Allasso has asked for the wisdom of the Perl Monks concerning the following question:

I have this routine that takes all the spaces in between a string of adjacent html tags. Only problem is it also takes the spaces out of the tags themselves. I cannot understand why this is happening.

eg: <span class="c"> becomes <spanclass="c">

$newtoken = ""; while ("$token" ne "$newtoken") { $newtoken = "$token"; $token =~ s@((?:<[^>]*>)*) +((?:<[^>]*>)*)@\1\2@g; }

If I put a "dot" metacharacter as below, it fixes it, but I don't understand why. If I am back-referencing the whole tag, why would anything inside the back-reference be affected?

$newtoken = ""; while ("$token" ne "$newtoken") { $newtoken = "$token"; $token =~ s@((?:<[^>]*>).*) +((?:<[^>]*>).*)@\1\2@g; }

Replies are listed 'Best First'.
Re: spaces removed in backreference
by graff (Chancellor) on Apr 25, 2010 at 05:10 UTC
    There is probably an easy way to do this with a real parser (and it's not easy to imagine a situation where it makes sense to worry about spaces between html tags). But putting all that aside, I wonder why you wouldn't just do something like this, using look-behind and look-ahead assertions:
    s/(?<=>) +(?=<)//g;
    Or like this, using captures (possibly a little bit "less efficient", but not enough to worry about it):
    s/(>) +(<)/$1$2/g;
    (No need to "loop until done" -- the "g" modifier takes care of the whole string.)

    I also wonder why you use backslashes instead of dollar signs for your captures in the replacement part. If you had use warnings; in your code, you would have been told: "\1 better written as $1..." (and I suspect there's a good reason why, but it escapes me at the moment).

      s/(?<=>) +(?=<)//g; s/(>) +(<)/$1$2/g;

      Don't know why I never thought of these...

      Thanks for the tip on use warnings

Re: spaces removed in backreference
by ig (Vicar) on Apr 25, 2010 at 03:10 UTC

    ((?:<[^>]*>)*) can match nothing (because of the * quantifier), so your original expression matches every sting of one or more space characters.

    When you add the . between the (?:<[^>]*>) and the *, then there must be a tag, which can be followed by anything.

    A better solution might be ((?:<[^>]*>)+)
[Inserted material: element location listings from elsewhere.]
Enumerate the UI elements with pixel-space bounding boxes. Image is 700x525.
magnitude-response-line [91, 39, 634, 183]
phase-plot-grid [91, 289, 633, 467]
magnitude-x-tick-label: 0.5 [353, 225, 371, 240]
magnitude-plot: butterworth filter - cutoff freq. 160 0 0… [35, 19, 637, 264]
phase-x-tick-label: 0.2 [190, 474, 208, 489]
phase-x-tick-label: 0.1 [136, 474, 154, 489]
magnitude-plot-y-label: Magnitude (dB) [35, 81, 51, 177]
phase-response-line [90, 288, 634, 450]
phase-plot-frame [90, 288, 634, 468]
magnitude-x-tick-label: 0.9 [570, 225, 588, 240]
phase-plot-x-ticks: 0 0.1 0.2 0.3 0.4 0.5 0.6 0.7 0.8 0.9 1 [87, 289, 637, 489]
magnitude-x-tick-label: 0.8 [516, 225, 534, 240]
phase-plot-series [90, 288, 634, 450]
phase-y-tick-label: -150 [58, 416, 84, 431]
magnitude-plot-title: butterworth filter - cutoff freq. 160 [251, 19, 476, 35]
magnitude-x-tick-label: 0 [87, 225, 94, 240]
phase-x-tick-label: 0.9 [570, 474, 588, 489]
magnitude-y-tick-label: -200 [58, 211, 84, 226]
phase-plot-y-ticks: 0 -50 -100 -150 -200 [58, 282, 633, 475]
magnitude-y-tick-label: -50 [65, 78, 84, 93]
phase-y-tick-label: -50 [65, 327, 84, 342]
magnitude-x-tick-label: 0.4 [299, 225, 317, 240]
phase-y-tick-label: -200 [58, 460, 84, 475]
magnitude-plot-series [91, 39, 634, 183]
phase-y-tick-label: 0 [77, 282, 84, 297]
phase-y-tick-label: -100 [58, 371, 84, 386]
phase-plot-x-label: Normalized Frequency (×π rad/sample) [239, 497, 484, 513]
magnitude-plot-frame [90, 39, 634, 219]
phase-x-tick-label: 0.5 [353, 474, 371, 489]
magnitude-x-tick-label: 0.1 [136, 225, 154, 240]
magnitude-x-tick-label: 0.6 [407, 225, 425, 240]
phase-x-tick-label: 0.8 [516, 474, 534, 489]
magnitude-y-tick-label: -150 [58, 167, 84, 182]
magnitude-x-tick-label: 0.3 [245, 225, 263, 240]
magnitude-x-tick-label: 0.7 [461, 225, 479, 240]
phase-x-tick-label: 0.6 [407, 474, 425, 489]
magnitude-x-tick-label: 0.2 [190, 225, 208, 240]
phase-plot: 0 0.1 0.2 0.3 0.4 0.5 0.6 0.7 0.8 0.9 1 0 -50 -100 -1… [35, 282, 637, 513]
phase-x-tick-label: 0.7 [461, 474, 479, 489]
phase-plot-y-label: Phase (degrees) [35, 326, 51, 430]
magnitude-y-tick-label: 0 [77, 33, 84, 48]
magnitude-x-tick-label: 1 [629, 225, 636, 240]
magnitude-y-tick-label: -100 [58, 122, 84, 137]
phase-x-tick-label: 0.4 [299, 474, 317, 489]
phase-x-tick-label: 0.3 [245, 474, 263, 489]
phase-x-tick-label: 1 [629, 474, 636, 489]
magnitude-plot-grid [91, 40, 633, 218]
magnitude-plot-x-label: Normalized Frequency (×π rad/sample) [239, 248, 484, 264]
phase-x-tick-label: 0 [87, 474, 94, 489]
      A better solution might be  ((?:<[^>]*>)+)

      (?:<[^>]*>)+ or even just plain  (?:<[^>]*>) allows a pair of tags with no intervening blanks to match or to be excluded from matching, respectively, thereby potentially destroying open-tag/close-tag synchronization: in either case, the "pair" of tags between which blanks are eliminated is incorrect. This can be remedied by changing the quantifier on  $blank, but, as another reply has suggested, a proper HTML parser is really the best approach.

      >perl -wMstrict -le "my $s = '<foo a=b></foo> <bar c=d> </bar> '; my $t; ($t = $s) =~ s@((?:<[^>]*>)+) +((?:<[^>]*>)+)@$1$2@g; print qq{'$t'}; my $tag = qr{ < [^>]* > }xms; my $blank = qr{ [ ] }xms; ($t = $s) =~ s{ ($tag) $blank+ ($tag) }{$1$2}xmsg; print qq{'$t'}; ($t = $s) =~ s{ ($tag) $blank* ($tag) }{$1$2}xmsg; print qq{'$t'}; print qq{'$s'}; " '<foo a=b></foo><bar c=d> </bar> ' '<foo a=b></foo><bar c=d> </bar> ' '<foo a=b></foo> <bar c=d></bar> ' '<foo a=b></foo> <bar c=d> </bar> '

      Update: Added another example using  * quantifier.

Re: spaces removed in backreference
by Anonymous Monk on Apr 25, 2010 at 03:16 UTC
    • You have a zero-length match (in $1), followed by space, followed byzero-length match ($2)
    • use re 'debug'; to see exactly what your regex matches
    • use a real HTML parser, like HTML::TreeBuilder or YAPE::HTML
Re: spaces removed in backreference
by Allasso (Monk) on Apr 25, 2010 at 14:47 UTC

    FWIW, I am actually not parsing HTML, I am generating it from RTF docs. I wanted a simple rtf2html converter that didn't mark up the page with every possible style anyone can think of (which every converter I have tried does), and just give the basic p, blockquote, i, b, u, and colored text spans. It does 90% of the tedious work, and is much easier than trying to fix the scary html that the other converters spit out.

    (ps, I like my html pages to look good and readable, and I don't like spaces where they aren't needed.)

Re: spaces removed in backreference
by Allasso (Monk) on Apr 25, 2010 at 09:46 UTC

    thanks for all the input, really helpful information. Very much appreciated. This mainly a learning experience for me, so is why I haven't thought about a "real" parser. Good suggestion though, it would probably be helpful.